September 9, 2008

Trulli vs Lauda

For your consideration:

Jarno Trulli begs to differ. 

Editorial Note: With all due respect for a great former World Champion,  Trulli is a current driver and more familiar with both the current Spa configuration and a current car's capabilities....

Lauda: Hamilton decision was the 'worst judgment in the history of F1'

Niki Lauda has described the decision to strip Lewis Hamilton of his Belgian grand prix victory as "the worst judgment in the history of formula one".

"This is the worst judgment in the history of F1, the most perverted judgment I have ever seen," said Lauda, now a grand prix commentator. "It's absolutely unacceptable when three functionaries [stewards] influence the championship like this. Hamilton did nothing wrong. He was on the outside, he then let him [Raikkonen] by, which is the rule, and afterwards he passed him. Hamilton did the right thing in letting him by before again passing him."

Trulli: Hamilton gained an advantage

Jarno Trulli says he has no doubts that Lewis Hamilton did gain an advantage by cutting the chicane at the Belgian Grand Prix.

As the controversy rages over whether the race stewards were right to hand down a 25-second penalty for Hamilton's driving, Trulli thinks that the McLaren driver did benefit from missing out the final corner.

"In my opinion Hamilton got an advantage by cutting the chicane," Trulli told Gazzetta dello Sport. "Had he stayed on the road, he wouldn't have had the speed to overtake the Ferrari.

"In the same way at Monza someone could cut the first chicane, catch a rival's draft, and overtake him under braking at Roggia.

"When you attack on the outside, you do it at your own risk, because who's on the inside has the right to do the corner. If there isn't enough room, then you lift.

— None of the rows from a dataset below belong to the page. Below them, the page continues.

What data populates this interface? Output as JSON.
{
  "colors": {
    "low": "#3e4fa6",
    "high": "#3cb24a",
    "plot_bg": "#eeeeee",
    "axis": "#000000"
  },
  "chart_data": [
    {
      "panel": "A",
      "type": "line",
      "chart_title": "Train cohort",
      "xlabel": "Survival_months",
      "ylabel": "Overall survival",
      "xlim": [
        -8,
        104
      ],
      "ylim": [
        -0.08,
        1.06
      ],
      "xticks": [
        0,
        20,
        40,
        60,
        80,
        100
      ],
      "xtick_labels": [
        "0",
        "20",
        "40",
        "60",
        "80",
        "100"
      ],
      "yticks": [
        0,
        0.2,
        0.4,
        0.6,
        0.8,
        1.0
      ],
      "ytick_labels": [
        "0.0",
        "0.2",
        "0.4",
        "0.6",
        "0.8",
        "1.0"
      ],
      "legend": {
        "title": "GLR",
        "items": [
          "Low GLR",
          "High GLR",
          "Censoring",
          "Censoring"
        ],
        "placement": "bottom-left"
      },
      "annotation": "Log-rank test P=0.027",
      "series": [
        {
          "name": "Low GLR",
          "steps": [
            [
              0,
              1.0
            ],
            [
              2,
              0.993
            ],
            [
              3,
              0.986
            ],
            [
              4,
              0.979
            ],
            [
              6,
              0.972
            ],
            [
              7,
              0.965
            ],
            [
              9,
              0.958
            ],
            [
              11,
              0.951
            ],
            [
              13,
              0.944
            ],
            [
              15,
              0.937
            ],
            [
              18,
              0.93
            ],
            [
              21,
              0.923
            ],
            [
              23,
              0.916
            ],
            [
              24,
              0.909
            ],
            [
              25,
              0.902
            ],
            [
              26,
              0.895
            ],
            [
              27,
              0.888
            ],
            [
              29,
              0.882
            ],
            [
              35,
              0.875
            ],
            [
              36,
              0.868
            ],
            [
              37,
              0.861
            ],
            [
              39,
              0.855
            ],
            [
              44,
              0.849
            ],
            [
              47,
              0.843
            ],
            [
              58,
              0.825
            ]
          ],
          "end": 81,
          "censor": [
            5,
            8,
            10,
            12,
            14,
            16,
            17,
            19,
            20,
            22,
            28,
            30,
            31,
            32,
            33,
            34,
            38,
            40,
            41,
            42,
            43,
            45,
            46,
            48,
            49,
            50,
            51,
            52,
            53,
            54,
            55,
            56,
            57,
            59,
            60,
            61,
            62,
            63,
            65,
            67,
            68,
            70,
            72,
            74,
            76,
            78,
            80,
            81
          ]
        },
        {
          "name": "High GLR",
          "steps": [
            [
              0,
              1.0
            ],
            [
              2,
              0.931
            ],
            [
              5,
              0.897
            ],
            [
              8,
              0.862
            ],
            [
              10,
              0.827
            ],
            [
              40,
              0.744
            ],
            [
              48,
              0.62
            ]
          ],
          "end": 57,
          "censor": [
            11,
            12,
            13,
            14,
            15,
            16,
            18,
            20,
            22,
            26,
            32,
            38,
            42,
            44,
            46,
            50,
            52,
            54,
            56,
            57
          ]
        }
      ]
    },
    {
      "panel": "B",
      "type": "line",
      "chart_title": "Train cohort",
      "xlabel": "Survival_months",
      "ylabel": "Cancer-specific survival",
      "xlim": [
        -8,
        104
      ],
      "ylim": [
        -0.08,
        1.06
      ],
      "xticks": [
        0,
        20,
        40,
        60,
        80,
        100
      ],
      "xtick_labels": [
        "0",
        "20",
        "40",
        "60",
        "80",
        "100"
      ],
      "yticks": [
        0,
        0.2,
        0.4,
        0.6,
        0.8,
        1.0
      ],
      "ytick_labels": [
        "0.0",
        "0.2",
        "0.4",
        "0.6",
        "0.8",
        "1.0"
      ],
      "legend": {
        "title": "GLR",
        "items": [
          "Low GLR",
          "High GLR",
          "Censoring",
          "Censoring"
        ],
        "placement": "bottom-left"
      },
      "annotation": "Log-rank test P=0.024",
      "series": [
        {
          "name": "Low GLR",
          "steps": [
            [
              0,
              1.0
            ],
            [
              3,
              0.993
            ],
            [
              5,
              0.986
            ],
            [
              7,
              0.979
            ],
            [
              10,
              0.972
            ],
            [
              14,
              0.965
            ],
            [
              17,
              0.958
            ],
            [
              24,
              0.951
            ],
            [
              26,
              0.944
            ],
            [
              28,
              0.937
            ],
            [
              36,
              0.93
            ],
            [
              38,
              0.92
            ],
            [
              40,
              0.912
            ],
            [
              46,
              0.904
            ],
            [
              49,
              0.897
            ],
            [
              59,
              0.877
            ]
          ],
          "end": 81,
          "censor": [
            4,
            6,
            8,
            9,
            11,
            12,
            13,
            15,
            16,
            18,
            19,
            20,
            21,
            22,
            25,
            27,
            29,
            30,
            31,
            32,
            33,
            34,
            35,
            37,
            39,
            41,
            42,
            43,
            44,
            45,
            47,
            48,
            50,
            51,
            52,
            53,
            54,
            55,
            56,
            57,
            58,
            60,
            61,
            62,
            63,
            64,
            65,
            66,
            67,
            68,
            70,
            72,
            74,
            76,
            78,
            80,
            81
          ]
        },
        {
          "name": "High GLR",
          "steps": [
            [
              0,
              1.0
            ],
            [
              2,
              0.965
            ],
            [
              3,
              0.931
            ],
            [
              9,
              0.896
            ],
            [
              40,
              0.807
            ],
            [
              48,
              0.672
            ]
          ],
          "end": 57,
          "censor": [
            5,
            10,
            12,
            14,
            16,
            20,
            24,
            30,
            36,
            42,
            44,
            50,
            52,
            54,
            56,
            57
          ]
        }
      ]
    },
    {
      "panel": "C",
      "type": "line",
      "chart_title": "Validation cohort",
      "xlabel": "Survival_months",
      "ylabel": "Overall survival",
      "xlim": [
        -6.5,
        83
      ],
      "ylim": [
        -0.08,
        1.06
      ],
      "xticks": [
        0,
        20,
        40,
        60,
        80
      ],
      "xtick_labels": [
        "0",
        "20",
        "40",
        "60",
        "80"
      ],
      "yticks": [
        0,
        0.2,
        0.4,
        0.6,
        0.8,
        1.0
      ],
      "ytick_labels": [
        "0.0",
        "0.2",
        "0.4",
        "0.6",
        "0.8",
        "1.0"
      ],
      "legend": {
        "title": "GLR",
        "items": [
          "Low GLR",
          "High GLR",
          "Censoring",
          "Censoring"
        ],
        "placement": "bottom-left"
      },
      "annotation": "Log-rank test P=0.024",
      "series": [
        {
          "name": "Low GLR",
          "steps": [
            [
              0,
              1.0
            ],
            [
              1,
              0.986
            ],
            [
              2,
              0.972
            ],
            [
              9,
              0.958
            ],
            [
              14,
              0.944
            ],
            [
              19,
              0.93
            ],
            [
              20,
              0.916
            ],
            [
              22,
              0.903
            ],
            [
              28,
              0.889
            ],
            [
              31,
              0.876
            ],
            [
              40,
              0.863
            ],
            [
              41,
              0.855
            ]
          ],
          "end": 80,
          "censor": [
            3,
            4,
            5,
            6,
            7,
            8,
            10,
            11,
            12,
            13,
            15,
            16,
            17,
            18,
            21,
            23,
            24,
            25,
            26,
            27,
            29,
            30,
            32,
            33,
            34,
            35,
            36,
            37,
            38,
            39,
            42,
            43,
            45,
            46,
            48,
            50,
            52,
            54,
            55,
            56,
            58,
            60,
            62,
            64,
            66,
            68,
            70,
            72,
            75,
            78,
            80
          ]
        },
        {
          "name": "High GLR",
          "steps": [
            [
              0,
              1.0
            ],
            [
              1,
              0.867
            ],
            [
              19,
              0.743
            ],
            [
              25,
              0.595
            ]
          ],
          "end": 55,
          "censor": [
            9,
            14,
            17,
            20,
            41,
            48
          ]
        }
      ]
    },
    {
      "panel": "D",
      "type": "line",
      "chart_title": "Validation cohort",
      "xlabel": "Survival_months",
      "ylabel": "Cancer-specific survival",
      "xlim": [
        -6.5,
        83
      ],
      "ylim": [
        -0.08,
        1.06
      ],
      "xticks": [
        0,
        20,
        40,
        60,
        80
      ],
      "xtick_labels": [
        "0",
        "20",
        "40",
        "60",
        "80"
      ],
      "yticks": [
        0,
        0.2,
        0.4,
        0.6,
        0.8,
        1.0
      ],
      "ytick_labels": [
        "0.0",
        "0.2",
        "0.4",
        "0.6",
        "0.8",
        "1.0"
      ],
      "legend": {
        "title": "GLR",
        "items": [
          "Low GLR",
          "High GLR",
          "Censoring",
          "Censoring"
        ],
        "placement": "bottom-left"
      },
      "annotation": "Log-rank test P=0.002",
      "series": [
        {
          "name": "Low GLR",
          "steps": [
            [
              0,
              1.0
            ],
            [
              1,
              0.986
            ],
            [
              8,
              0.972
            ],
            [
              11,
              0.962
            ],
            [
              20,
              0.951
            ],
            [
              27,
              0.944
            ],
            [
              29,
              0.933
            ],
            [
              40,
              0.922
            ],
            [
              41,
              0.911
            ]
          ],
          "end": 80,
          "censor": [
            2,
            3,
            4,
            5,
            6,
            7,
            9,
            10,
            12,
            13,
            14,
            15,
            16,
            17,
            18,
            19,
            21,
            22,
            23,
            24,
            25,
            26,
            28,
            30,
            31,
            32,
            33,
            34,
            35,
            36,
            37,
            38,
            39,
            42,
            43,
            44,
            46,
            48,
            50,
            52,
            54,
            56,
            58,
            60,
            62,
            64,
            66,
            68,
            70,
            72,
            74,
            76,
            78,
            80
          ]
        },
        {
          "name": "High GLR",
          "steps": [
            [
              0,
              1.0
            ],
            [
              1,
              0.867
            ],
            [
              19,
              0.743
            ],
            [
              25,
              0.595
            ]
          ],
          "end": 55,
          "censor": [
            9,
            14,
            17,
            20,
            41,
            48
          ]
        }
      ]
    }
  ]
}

"Had there been a wall there, instead of the surfaced escape route, would Lewis have attacked anyway? Had there been gravel, he wouldn't have had the chance to attack when rejoining the track because of dirty tyres."

McLaren are due to decide today whether or not to press ahead with their plans to appeal Hamilton's penalty, which dropped him from first to third in the race results.


  1. Tough call. I think, as in other sports, the decision of the officials should be respected, even if it is flawed. I am someone who is not as hard on Hamilton as others. It was a dicey move. F1 drivers live by the dicey move and they get cut by them as well.
    Being unfamiliar with the politics of upper-echelon F1 bureaucrats does make my opinion somewhat ill-informed though.